BRINDISI – Probabilmente c’erano altri imprenditori, brindisini e non, che pagavano per ottenere l’aggiudicazione di appalti all’interno della centrale Enel di Cerano. Forse il titolare della ditta di Monteroni, al momento l’unico a denunciare mazzette in contanti, con assegni e altri utilità, non era il solo. Ed è questo adesso il punto centrale dell’inchiesta della Procura di Brindisi, mentre continuano le indagini su altri dirigenti della Federico II.

Inchiesta appalti Enel-3

Il dubbio c’è. Ci sarebbero elementi tali da far propendere per l’esistenza di un sistema di tangenti e quindi corruttivo, motivo per il quale i sostituti procuratori Milto Stefano De Nozza e Francesco Vincenzo Carluccio hanno chiesto e ottenuto la fissazione dell’incidente probatorio per ascoltare l’imprenditore del Leccese, lo stesso che tentò il suicidio dopo essere salito in cima al nastro trasportatore della centrale. In tal modo, alla presenza dei difensori dei sette indagati, i pm intendono rivolgere domande precise all’imprenditore, indagato anche lui per corruzione: chi pagava e chi chiedeva tangenti, quindi le circostanze in cui tali dazioni sarebbero avvenute e gli importi versati. Una volta raccolte queste dichiarazioni (il prossimo 6 giugno, stando agli avvisi notificati alle parti), i pm procederanno con la richiesta di processo.

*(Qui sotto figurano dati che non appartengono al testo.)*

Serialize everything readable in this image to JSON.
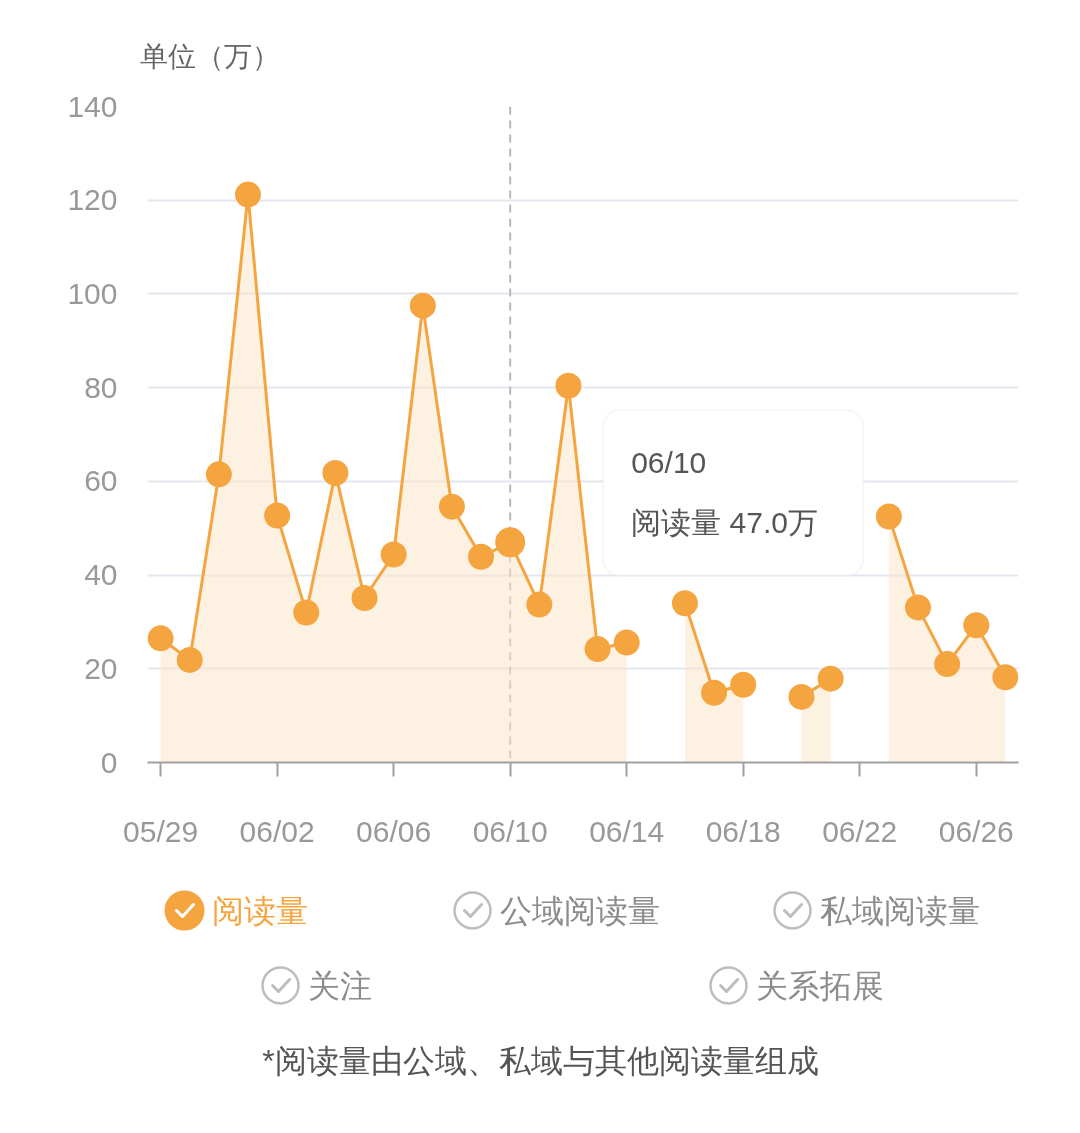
{
  "chart_data": {
    "type": "area",
    "ylabel": "单位（万）",
    "categories": [
      "05/29",
      null,
      null,
      null,
      "06/02",
      null,
      null,
      null,
      "06/06",
      null,
      null,
      null,
      "06/10",
      null,
      null,
      null,
      "06/14",
      null,
      null,
      null,
      "06/18",
      null,
      null,
      null,
      "06/22",
      null,
      null,
      null,
      "06/26",
      null
    ],
    "series": [
      {
        "name": "阅读量",
        "color": "#f5a540",
        "values": [
          26.5,
          21.9,
          61.5,
          121.2,
          52.7,
          32.0,
          61.8,
          35.1,
          44.4,
          97.5,
          54.6,
          43.9,
          47.0,
          33.7,
          80.4,
          24.2,
          25.6,
          null,
          34.0,
          14.9,
          16.6,
          null,
          14.0,
          17.9,
          null,
          52.5,
          33.1,
          21.0,
          29.3,
          18.2
        ]
      },
      {
        "name": "公域阅读量",
        "color": "#bdbdbd",
        "values": [
          null,
          null,
          null,
          null,
          null,
          null,
          null,
          null,
          null,
          null,
          null,
          null,
          null,
          null,
          null,
          null,
          null,
          null,
          null,
          null,
          null,
          null,
          null,
          null,
          null,
          null,
          null,
          null,
          null,
          null
        ]
      },
      {
        "name": "私域阅读量",
        "color": "#bdbdbd",
        "values": [
          null,
          null,
          null,
          null,
          null,
          null,
          null,
          null,
          null,
          null,
          null,
          null,
          null,
          null,
          null,
          null,
          null,
          null,
          null,
          null,
          null,
          null,
          null,
          null,
          null,
          null,
          null,
          null,
          null,
          null
        ]
      },
      {
        "name": "关注",
        "color": "#bdbdbd",
        "values": [
          null,
          null,
          null,
          null,
          null,
          null,
          null,
          null,
          null,
          null,
          null,
          null,
          null,
          null,
          null,
          null,
          null,
          null,
          null,
          null,
          null,
          null,
          null,
          null,
          null,
          null,
          null,
          null,
          null,
          null
        ]
      },
      {
        "name": "关系拓展",
        "color": "#bdbdbd",
        "values": [
          null,
          null,
          null,
          null,
          null,
          null,
          null,
          null,
          null,
          null,
          null,
          null,
          null,
          null,
          null,
          null,
          null,
          null,
          null,
          null,
          null,
          null,
          null,
          null,
          null,
          null,
          null,
          null,
          null,
          null
        ]
      }
    ],
    "ylim": [
      0,
      140
    ],
    "yticks": [
      0,
      20,
      40,
      60,
      80,
      100,
      120,
      140
    ],
    "grid": "y",
    "legend": "bottom",
    "marker": "circle",
    "ref_lines": [
      {
        "axis": "x",
        "value": "06/10",
        "color": "#b4b8c0",
        "line_style": "dashed"
      }
    ],
    "annotations": [
      "06/10",
      "阅读量 47.0万",
      "*阅读量由公域、私域与其他阅读量组成"
    ]
  }
}
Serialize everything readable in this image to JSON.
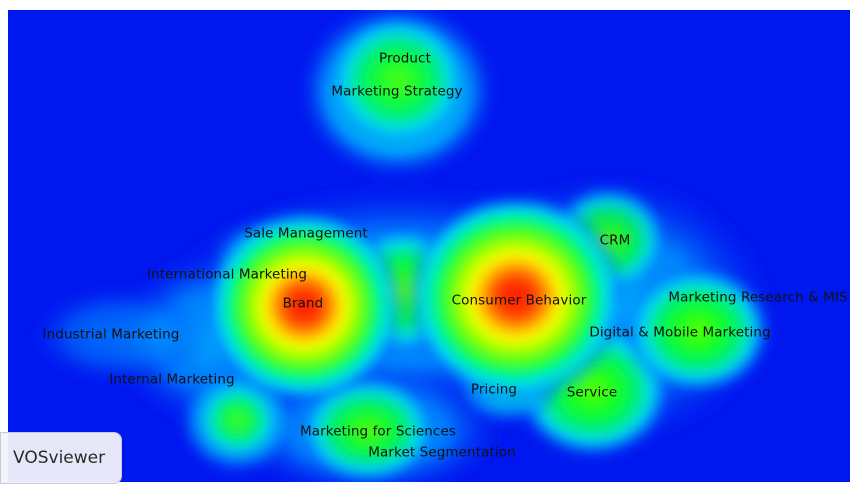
{
  "app": {
    "name": "VOSviewer"
  },
  "map": {
    "background": "#0018f0",
    "items": [
      {
        "label": "Product",
        "density": 0.55
      },
      {
        "label": "Marketing Strategy",
        "density": 0.55
      },
      {
        "label": "Sale Management",
        "density": 0.45
      },
      {
        "label": "International Marketing",
        "density": 0.55
      },
      {
        "label": "Brand",
        "density": 1.0
      },
      {
        "label": "Industrial Marketing",
        "density": 0.35
      },
      {
        "label": "Internal Marketing",
        "density": 0.45
      },
      {
        "label": "Consumer Behavior",
        "density": 1.0
      },
      {
        "label": "CRM",
        "density": 0.55
      },
      {
        "label": "Marketing Research & MIS",
        "density": 0.55
      },
      {
        "label": "Digital & Mobile Marketing",
        "density": 0.65
      },
      {
        "label": "Pricing",
        "density": 0.45
      },
      {
        "label": "Service",
        "density": 0.65
      },
      {
        "label": "Marketing for Sciences",
        "density": 0.55
      },
      {
        "label": "Market Segmentation",
        "density": 0.55
      }
    ]
  }
}
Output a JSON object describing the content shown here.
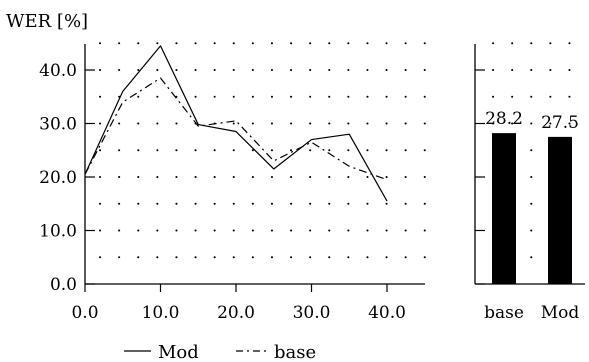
{
  "chart_data": [
    {
      "type": "line",
      "ylabel": "WER [%]",
      "xlabel": "",
      "x": [
        0,
        5,
        10,
        15,
        20,
        25,
        30,
        35,
        40
      ],
      "xticks": [
        "0.0",
        "10.0",
        "20.0",
        "30.0",
        "40.0"
      ],
      "yticks": [
        "0.0",
        "10.0",
        "20.0",
        "30.0",
        "40.0"
      ],
      "xlim": [
        0,
        45
      ],
      "ylim": [
        0,
        45
      ],
      "grid": true,
      "legend_placement": "bottom",
      "series": [
        {
          "name": "Mod",
          "style": "solid",
          "values": [
            20.5,
            36.0,
            44.5,
            29.8,
            28.5,
            21.5,
            27.0,
            28.0,
            15.5
          ]
        },
        {
          "name": "base",
          "style": "dashed",
          "values": [
            20.5,
            34.0,
            38.5,
            29.5,
            30.5,
            23.0,
            26.5,
            22.0,
            19.5
          ]
        }
      ]
    },
    {
      "type": "bar",
      "categories": [
        "base",
        "Mod"
      ],
      "values": [
        28.2,
        27.5
      ],
      "value_labels": [
        "28.2",
        "27.5"
      ],
      "ylim": [
        0,
        45
      ],
      "grid": true
    }
  ],
  "colors": {
    "ink": "#000000",
    "background": "#ffffff"
  }
}
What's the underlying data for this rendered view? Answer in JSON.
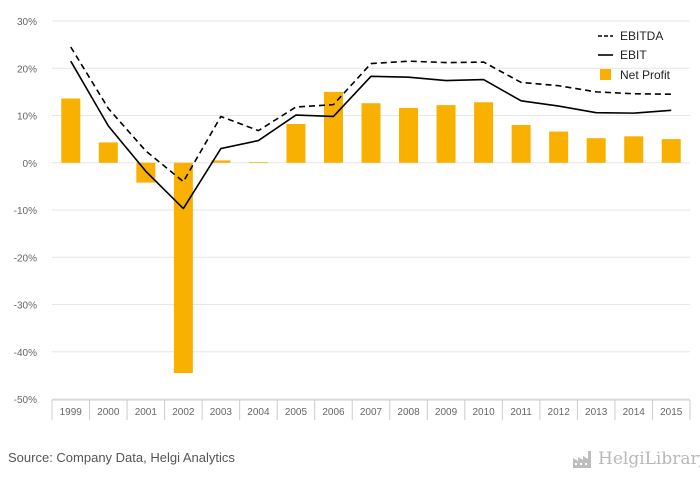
{
  "chart_data": {
    "type": "bar",
    "categories": [
      "1999",
      "2000",
      "2001",
      "2002",
      "2003",
      "2004",
      "2005",
      "2006",
      "2007",
      "2008",
      "2009",
      "2010",
      "2011",
      "2012",
      "2013",
      "2014",
      "2015"
    ],
    "series": [
      {
        "name": "EBITDA",
        "type": "line",
        "style": "dashed",
        "values": [
          24.5,
          11.5,
          2.5,
          -4.0,
          9.8,
          6.8,
          11.8,
          12.3,
          21.0,
          21.5,
          21.2,
          21.3,
          17.0,
          16.3,
          15.0,
          14.6,
          14.5
        ]
      },
      {
        "name": "EBIT",
        "type": "line",
        "style": "solid",
        "values": [
          21.5,
          7.8,
          -1.8,
          -9.7,
          3.0,
          4.7,
          10.1,
          9.8,
          18.3,
          18.1,
          17.4,
          17.6,
          13.1,
          12.0,
          10.6,
          10.5,
          11.1
        ]
      },
      {
        "name": "Net Profit",
        "type": "bar",
        "values": [
          13.6,
          4.3,
          -4.2,
          -44.5,
          0.5,
          0.1,
          8.2,
          15.0,
          12.6,
          11.6,
          12.2,
          12.8,
          8.0,
          6.6,
          5.2,
          5.6,
          5.0
        ]
      }
    ],
    "ylim": [
      -50,
      30
    ],
    "yticks": [
      "30%",
      "20%",
      "10%",
      "0%",
      "-10%",
      "-20%",
      "-30%",
      "-40%",
      "-50%"
    ],
    "ytick_values": [
      30,
      20,
      10,
      0,
      -10,
      -20,
      -30,
      -40,
      -50
    ],
    "grid": true,
    "legend_position": "top-right",
    "colors": {
      "bar": "#F8B100",
      "line": "#000000",
      "grid": "#e6e6e6",
      "axis": "#cccccc"
    }
  },
  "source_text": "Source: Company Data, Helgi Analytics",
  "brand": {
    "name": "HelgiLibrary",
    "icon": "factory-icon"
  }
}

Intanto è di ieri la rinuncia al Riesame dei difensori di Carlo De Punzio, l’unico degli indagati a essere ristretto in carcere dal 5 maggio scorso, quando i finanzieri hanno notificato l’ordinanza di custodia cautelare firmata dal gip Stefania De Angelis. Gli avvocati Giovanni Brigante e Claudio Ruggiero avevano già depositato le istanze, sia per la misura personale che per quella reale, legata cioè al sequestro preventivo del prezzo della corruzione contesta pari a 154.972 euro, ed erano state anche fissate le date per la discussione, ma hanno preferito intraprendere un’altra strada difensiva che passa dalla richiesta di documentazione direttamente alla società Enel in qualità di datore di lavoro. Hanno chiesto copia del contratto di lavoro applicato a De Punzio, delle mansioni e dei poteri per dimostrare, a quanto pare, che il dipendente fosse effettivamente libero di prestare la propria collaborazione all’esterno. In sede di interrogatorio di garanzia, De Punzio dopo aver respinto l’accusa, spiegò di aver avuto rapporti lavorativi con l’imprenditore al di là degli appalti banditi dall’Enel e di aver prestato consulenze nel corso degli anni.

L’unico a essere tornato in libertà è Nicola Tamburano, difeso dall’avvocato Pasquale Angelini, per il quale il Riesame ha sostituto la misura degli arresti domiciliari con quella interdittiva della sospensione del lavoro. I giudici del Riesame hanno negato la libertà per Vito Gloria, mentre ha rinunciato al ricorso Domenico Iaboni, per il quale Enel ha disposto il licenziamento. Sono indagati a piede libero Fausto Bassi e Fabio De Filippo, il primo a capo dell’unità di Business e l’altro responsabile delle manutenzioni. Enel nell’inchiesta risulta parte offesa e a sua volta, dopo l’imprenditore, ha presentato denunciato e ha messo a disposizione una serie di documenti sulla gara bandite negli ultimi anni. Il fascicolo, al momento, si compone di 1.500 pagine tra atti della società, dell’imprenditore e quelli raccolti dai militari della Finanza.